Brand: Chairman's Reserve
Origin: Saint Lucia Distillers Ltd., Roseau, Anse la Raye, Saint Lucia
Still: Pot & Column Blend
Saint Lucia Distillers (SLD), like the island it resides on– Saint Lucia, is a product of the influence of two colonial powers: Britain and France. Saint Lucia was once dubbed the "Helen of the West Indies", due to how sought-after it was by the two imperial powers; in fact, as mentioned in Modern Caribbean Rum, Britain and France traded control of the island 14 times between 1674 and 1814.
Chairman's Reserve Legacy is a tribute to Laurie Bernard, who created the Chairman's Reserve brand, and was known as an innovator of different rum production and aging techniques. Bernard founded a Dennery-based distilling facility in 1931, but SLD was not formed until 1972, when Bernard's family merged their rum business with that of the Geest family; thus, St. Lucia Distillers was born.
Today, SLD is the only rum producer on St. Lucia, which operates out of a distillery on Roseau Bay, which was owned by the Geest family before the merger. In 1993, the Bernard family fully bought out the Geest family, becoming the sole owners of SLD. In 2016, SLD was purchsed by Spiribaum, the spirits division of Martinique-based Groupe Bernard Hayot, who are the importers of Chairman's Reserve to the USA, alongside their other brands like Admiral Rodney, Bounty, Rhum JM, and Clemént.
The Roseau Bay distillery offers double-retort pot, twin Coffey column, and hybrid Vendôme still production, and can craft rum using either molasses or sugarcane juice as a base; truly one of the more versatile distilleries I've heard of.
The Legacy blend is a unique one, as it is a blend of molasses and sugarcane distillate; this is the only rum that I have come across that uses two different types of sugarcane byproducts. These distillates were produced in either a pot or column still. According to Spiribaum's product page, the rums used in the Legacy blend are aged between 5 and 8 years old in ex-Bourbon barrels.
This was my first foray into St. Lucian rums, and really piqued my interest due to the complex profile and unique funk. I could not think of a better expression to choose as my first St. Lucian review.
Orange-brown, medium clarity, medium-high viscosity
Underripe blueberries, pineapple, starfruit, rotten orange, industrial varnish, molasses
Rotten fruit (blueberries, grapes, oranges), industrial varnish, sugarcane juice, cinnamon
Medium-long, tannic, savory; bourbon oak, light roast coffee, molasses
It's not often that a rum provides as much funk as some of the more characteristic Jamaican rums, but Chairman's Reserve Legacy checks that box. It's a funk that leans more industrial than fruity, and has a lot of notes that I can't exactly distinguish.

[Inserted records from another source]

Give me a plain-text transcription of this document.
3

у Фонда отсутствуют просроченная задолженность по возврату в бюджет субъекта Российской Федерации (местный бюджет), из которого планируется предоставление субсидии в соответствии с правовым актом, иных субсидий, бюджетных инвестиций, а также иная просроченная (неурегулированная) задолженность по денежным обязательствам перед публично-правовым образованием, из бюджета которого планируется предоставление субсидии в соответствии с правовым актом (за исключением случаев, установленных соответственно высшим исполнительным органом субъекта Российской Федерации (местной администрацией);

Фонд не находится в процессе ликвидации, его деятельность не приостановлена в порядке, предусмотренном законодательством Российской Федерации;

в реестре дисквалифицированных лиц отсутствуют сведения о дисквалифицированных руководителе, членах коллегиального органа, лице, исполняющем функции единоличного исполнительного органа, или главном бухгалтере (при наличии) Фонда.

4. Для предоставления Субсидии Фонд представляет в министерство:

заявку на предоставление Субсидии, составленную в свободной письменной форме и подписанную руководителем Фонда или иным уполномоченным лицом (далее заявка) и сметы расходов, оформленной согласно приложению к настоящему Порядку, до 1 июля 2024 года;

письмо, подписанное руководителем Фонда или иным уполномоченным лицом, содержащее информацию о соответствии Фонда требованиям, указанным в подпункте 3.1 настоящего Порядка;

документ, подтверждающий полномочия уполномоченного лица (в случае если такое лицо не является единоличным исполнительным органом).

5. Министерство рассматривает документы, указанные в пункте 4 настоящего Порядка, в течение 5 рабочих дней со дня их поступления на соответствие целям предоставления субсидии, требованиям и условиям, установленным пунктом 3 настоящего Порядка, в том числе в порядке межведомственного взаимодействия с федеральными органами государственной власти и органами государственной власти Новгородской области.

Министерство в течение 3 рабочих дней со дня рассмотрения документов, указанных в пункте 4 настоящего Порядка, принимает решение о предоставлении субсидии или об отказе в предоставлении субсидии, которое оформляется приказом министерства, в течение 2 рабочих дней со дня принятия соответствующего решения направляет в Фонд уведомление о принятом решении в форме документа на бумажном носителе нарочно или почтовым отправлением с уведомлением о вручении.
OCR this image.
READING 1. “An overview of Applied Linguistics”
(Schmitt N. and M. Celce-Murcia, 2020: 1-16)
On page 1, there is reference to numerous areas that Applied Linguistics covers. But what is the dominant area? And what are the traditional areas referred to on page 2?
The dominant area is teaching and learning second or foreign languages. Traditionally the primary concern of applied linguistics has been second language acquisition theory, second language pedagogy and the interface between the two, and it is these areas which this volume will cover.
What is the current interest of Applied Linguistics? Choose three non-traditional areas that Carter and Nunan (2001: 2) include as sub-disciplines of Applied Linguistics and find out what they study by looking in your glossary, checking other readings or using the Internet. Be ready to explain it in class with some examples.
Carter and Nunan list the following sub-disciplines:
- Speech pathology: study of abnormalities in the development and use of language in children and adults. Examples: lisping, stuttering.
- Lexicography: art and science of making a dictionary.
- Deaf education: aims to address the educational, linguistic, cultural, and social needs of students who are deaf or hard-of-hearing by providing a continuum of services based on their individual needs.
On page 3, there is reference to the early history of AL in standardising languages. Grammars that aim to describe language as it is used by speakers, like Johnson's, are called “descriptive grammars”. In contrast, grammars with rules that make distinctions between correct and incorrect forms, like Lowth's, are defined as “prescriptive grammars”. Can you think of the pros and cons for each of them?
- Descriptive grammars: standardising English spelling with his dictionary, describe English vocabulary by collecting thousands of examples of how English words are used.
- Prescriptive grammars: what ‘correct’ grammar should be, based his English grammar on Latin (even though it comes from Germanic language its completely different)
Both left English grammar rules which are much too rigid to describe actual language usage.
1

In the glass, Legacy is an orange-brown color, with medium clarity and medium-high viscosity.
Underripe blueberries and pineapple lead the nose, with starfruit and rotten oranges quickly following up. Towards the middle-end I get the industrial varnish note, which is followed on by a subtle and mellow molasses note. Lovely nose, and informs the enjoyer that you better buckle your seatbelt for a wild ride.
Tasting Legacy, I get rotten blueberries, grapes, and oranges, which are 3 of perhaps more fruity notes that arrive at about the same time as the industrial notes, which then overpower the fruit and carry on through the mid and back palate. Some more astringent sugarcane juice notes appear as the fruit finishes, while cinnamon leads the back palate into the finish. This is excellent, and is such a unique slate of flavors that I have not experienced before.
The finish is medium-long, tannic, and savory. Fewer fruity notes at play at this point, with bourbon-soaked oak and bitter coffee notes abound; some sips offer molasses at this stage, and some do not. Not an unpleasant finish, but I have had better; it is one of those that prompts you to move on to the next sip.
As far as legacies go, Laurie Barnard and Chairman's could do a lot worse than this expression. It's unique, as a blend of molasses and sugarcane juice distillates, and stands out in the larger rum marketplace, with its industrial funk and challenging profile.